Consumers, for example, currently do not pay a “true price” for products derived from nature (which, after all, are all products). Consumer and producer decisions based on a narrow set of market values for nature are the hidden driving force behind the global biodiversity crisis. Bringing these values out into the open can help people better understand the cost of over-exploitation and increase the likelihood of ensuring that values – including the less tangible, non-financial ones – are honored and preserved.
Importantly, the way ‘conservation’ is currently framed often ignores the values of the people who live in any given ‘conservation’ area, with usually a negative impact on the intended aims of the conservation area. These people must be recognized and respectfully included in decision-making processes.
Van Noordwijk noted that a review of biodiversity reports and country action plans produced in response to the UN Convention on Biological Diversity found that less than 25% of the world’s governments were on track to integrate values of nature that exceed those recognized by markets. But he also noted that current evaluation studies rarely report their uptake in government policy and program decisions.
The six chapters of Evaluation report distinguish between “instrumental” values—which can be measured by the goods and services that nature, biodiversity, or well-functioning ecosystems provide to people—and “relational” values: those that can be equally important to people’s well-being in intangible ways .
The types of values that are most effectively communicated depend on the audience and the context, meaning that communication is as important as the decisions that governments and others make about biodiversity conservation.
“Scientists and others interested in the problem need to help decision-makers understand so they can formulate policies and actions that will be effective,” he said. “In particular, drawing the attention of decision-makers to the fact that the people most dependent on an area deemed worthy of conservation should be fully included in decisions about it, and that intangible values - such as climate regulation, maintaining healthy ecosystems and the water cycle—must be fully recognized.”

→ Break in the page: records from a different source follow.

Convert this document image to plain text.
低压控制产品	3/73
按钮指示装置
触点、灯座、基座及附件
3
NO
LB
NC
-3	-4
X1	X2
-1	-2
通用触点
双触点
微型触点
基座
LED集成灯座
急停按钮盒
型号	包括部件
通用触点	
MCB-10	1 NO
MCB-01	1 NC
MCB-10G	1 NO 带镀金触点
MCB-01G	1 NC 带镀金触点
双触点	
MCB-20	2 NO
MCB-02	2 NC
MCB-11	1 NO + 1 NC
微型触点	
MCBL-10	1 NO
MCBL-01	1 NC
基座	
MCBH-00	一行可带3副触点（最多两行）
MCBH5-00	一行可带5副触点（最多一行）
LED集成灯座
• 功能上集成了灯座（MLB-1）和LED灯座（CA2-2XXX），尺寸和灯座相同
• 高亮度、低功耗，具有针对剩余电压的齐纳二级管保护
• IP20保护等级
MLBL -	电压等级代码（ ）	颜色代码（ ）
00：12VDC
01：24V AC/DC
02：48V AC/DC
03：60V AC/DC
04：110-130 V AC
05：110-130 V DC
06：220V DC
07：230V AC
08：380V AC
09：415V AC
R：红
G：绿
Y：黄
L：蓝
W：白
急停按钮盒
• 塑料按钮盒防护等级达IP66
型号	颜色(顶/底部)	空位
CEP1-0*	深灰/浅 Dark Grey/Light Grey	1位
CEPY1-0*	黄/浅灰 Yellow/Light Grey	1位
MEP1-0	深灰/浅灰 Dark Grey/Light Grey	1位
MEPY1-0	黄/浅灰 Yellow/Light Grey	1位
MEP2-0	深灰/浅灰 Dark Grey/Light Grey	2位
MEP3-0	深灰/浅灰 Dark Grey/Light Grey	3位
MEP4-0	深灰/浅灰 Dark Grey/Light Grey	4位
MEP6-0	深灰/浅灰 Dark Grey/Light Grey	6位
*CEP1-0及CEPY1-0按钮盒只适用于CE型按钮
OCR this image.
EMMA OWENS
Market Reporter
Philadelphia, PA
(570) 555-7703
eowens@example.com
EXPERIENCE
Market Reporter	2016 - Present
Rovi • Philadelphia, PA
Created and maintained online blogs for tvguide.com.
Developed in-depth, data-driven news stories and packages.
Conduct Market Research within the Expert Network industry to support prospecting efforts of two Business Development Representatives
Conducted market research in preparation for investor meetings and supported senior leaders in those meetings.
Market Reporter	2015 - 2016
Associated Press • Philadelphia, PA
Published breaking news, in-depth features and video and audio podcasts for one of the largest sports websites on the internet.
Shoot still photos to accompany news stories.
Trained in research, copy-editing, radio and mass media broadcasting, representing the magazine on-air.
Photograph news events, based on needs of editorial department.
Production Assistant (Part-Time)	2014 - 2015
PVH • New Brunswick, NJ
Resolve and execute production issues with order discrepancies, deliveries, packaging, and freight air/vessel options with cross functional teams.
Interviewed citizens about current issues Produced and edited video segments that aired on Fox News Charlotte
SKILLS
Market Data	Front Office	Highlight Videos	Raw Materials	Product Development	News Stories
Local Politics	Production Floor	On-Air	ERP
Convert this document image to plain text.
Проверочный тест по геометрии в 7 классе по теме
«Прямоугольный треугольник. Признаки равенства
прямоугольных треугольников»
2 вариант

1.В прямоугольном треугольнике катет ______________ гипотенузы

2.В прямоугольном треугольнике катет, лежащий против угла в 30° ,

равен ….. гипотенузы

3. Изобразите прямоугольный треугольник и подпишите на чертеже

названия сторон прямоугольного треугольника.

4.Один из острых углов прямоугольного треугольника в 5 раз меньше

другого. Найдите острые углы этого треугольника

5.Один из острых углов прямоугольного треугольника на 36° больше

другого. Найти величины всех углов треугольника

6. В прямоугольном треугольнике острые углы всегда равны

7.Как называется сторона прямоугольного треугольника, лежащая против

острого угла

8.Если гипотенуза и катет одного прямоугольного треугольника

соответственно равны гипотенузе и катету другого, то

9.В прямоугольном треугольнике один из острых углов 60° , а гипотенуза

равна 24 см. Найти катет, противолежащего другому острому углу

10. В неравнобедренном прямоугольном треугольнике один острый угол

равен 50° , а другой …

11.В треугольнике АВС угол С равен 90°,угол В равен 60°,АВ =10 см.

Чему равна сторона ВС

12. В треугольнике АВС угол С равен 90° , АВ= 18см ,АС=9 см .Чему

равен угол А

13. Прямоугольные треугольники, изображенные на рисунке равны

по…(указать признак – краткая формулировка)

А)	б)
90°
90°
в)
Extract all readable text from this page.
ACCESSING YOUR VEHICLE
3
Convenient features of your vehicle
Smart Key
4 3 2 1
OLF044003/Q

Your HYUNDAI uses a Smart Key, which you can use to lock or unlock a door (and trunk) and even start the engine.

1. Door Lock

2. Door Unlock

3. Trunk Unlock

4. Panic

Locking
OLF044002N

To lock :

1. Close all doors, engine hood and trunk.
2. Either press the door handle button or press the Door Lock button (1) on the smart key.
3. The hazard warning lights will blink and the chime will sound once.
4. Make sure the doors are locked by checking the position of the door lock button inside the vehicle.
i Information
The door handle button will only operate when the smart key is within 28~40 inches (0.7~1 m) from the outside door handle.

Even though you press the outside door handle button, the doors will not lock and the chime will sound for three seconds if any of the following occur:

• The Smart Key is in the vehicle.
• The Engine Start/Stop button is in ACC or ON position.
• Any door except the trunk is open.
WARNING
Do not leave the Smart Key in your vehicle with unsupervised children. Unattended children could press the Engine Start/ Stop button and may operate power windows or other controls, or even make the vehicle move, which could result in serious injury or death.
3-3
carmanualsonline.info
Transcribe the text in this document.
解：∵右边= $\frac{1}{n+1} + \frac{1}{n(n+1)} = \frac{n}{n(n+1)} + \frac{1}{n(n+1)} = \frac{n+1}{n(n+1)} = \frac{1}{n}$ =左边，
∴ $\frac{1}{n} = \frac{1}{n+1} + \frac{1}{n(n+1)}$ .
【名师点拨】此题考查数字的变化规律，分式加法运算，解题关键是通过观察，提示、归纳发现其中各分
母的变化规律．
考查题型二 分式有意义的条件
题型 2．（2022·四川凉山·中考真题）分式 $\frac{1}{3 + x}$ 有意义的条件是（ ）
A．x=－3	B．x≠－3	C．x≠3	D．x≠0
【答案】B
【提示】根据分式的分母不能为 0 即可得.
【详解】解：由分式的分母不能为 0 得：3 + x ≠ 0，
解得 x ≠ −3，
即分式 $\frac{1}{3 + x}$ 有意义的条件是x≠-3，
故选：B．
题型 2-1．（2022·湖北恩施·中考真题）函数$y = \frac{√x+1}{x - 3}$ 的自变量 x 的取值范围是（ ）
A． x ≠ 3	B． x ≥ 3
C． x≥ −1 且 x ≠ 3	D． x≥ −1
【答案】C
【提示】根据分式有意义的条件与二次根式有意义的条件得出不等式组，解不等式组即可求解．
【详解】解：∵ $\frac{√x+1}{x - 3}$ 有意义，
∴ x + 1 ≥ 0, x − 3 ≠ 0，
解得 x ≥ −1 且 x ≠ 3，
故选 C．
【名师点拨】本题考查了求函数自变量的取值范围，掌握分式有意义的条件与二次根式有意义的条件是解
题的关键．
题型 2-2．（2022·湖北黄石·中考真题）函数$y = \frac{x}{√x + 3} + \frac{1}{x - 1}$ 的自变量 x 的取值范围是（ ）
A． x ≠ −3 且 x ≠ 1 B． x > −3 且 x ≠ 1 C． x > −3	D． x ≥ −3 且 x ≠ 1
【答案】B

Van Noordwijk stressed that from the perspective of “forests, trees and agroforestry”, the international acceptance of Evaluation report can help pursue a dual strategy of 1) elucidating how ecosystem structures and functions contribute to instrumental values for people at the local, national, and global levels, and thus the economic values that are at risk if the current trend of biodiversity loss continued, and which can be partially recovered by “restoring” degraded landscapes; and 2) engaging with stakeholders to appreciate and recognize the different relational values that matter to them.
“The latter can at least help to communicate more effectively,” he said, “not only in a language that people can understand, but in a language that speaks to their hearts.”
Examples abound around the world of conflicts that could be reduced or completely eradicated if these points were better understood.